1 ...7 8 9 11 12 13 ...145 Только искупались, появляется Шмука. Нет и тут его сестренки. Все выбираются на берег: дербанка хабара — дело интересное. Опасаясь сглаза, Голубь не дербанит, пока все не соберутся, мало ли… такая у нас работа: не любит глаголов будущего времени. Кроме того, каждая дербанка у Голубя — ритуал. Сгальной или воспитательный. Каждый раз по-разному. После подсчета навара Голубь с общего согласия половину в общак кидает, тогда каждому из нас на личные траты причитается по зеленухе (по полсотне!) на рыло. Вот это воробушки!
— Это тебе, Шмука! — Голубь протягивает Шмуке хрустящие купюры, минуя руку нетерпеливого Мыла, сидящего рядом с Голубем. — Тебе, Кашчей! — и опять мимо протянутой руки Мыла! — Тебе, Рыжий! — и опять мимо Мыла! Теперь это все секут…
— Как большую лопату дават, то «ол, ол!.. сюды ходы, товарыщ нацмен!.. давай-давай, копай-копай! дорогой наш нацмен! Ярар!» А как ма-аленький денга дават, то «куда прешь, татарский морда?!!» — выдает Мыло национальный юмор времен Первой пятилетки. Но прикол в масть, все ржут.
— И тебе, Мыло, и тебе, Штык! — завершает раздачу хабара Голубь. И комментирует:
— Кодла сработала фартово, каждый свое дело сделал. А вот как? Я раздал хабар в том порядке, насколько классно работал каждый. Сперва Шмука — молоток, кипятком не писял, накнокал пухленький сюжет с понятием. Потом Кашчей фрайера в стойло ставил тип-топ и вертел его там по высшему классу! И Рыжий пеху писал чин чинарем — фрайер не щекотился. У них все тики-так!
А ты, Мыло, раз нервный, пей спокойные капли! А то нарезАл винта, будто не пропуль взял, а шилом в жопу ткнули! Ладно, только я на тебя зырил, а то верняк засекся бы!
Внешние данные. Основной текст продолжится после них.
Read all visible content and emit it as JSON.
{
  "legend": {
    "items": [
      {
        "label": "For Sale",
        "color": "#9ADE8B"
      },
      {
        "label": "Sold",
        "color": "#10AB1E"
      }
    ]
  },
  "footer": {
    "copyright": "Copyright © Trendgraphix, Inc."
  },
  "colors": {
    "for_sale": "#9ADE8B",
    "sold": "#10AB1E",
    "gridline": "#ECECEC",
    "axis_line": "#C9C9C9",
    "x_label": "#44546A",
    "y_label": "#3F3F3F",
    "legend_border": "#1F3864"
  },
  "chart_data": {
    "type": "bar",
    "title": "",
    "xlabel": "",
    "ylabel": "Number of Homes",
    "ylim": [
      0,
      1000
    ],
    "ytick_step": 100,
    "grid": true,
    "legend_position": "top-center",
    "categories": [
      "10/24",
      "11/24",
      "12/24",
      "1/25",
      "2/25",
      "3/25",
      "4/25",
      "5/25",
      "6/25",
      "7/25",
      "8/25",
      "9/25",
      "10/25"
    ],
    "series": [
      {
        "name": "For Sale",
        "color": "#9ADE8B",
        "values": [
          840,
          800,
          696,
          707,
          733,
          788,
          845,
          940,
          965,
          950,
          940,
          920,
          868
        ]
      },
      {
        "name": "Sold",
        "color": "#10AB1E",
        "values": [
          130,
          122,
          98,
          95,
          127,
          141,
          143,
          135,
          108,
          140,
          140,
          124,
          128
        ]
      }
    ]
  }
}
Сам бы слинял, а Рыжего с Кащчеем в шухере оставил! А Штык наоборот… уснул что ли на жопе у фрайера?! Раз Рыжего пасешь, держись к нему впритирочку, чтобы не ждал он тебя на подножке! Это, волкИ, мелочи жизни, но в нашей работе мелочей не бывает, а горят на мелочах синим пламенем…
Воспитывает Голубь. И как он все усек в тарке, пока шарманку крутил? После дербанки опять кидаемся в воду и купаемся до посинения гусиной кожи, пока Голубь не командует:
— Че, пацаны! Все на берег! Не купайтесь долго, зима придет и вмерзнем в лед! Тут не Рио-де-Жанейро… Тут наоборот!
* * *
Залегаем в кустах и костерочек разводим для удовольствия жизни: живой огонек дымком пахнет… Шмука, который в марке с нами не светился, в магазин учесал за рубоном. Я лежу в тени дерева на спине, наблюдаю, как в сиянии золотистых солнечных нитей, которыми прошита листва дерева, порхают в причудливом танце две легкомысленные бабочки, очаровывая друг друга яркими расцветками трепещущих от счастья крылышек. Растворяясь в сиянии солнечных лучей, вспоминаю слова Седого:
«Бог — поэт, который создает миры, пронизанные лучезарным счастьем… Для поэтичной иллюстрации эволюции Бог создал бабочку. Если гусеница, живущая в двухмерном пространстве древесного листа, через куколку выходит в трехмерное пространство порхающей бабочкой, то человек из трехмерного пространства через преисподний мир, как гусеница через куколку, уходит в четырехмерное пространство Царства Небесного, откуда Иисус после воскрешения навещал учеников, игнорируя запертые двери. А Иоанн Богослов написал о грядущей встрече будущего, четырехмерного человека с Богом:
Мы теперь дети Божии; но еще не открылось, что будем. Знаем только, что когда откроется, будем подобны Ему (Богу) , потому что увидим Его, как есть(1Ин.3:2).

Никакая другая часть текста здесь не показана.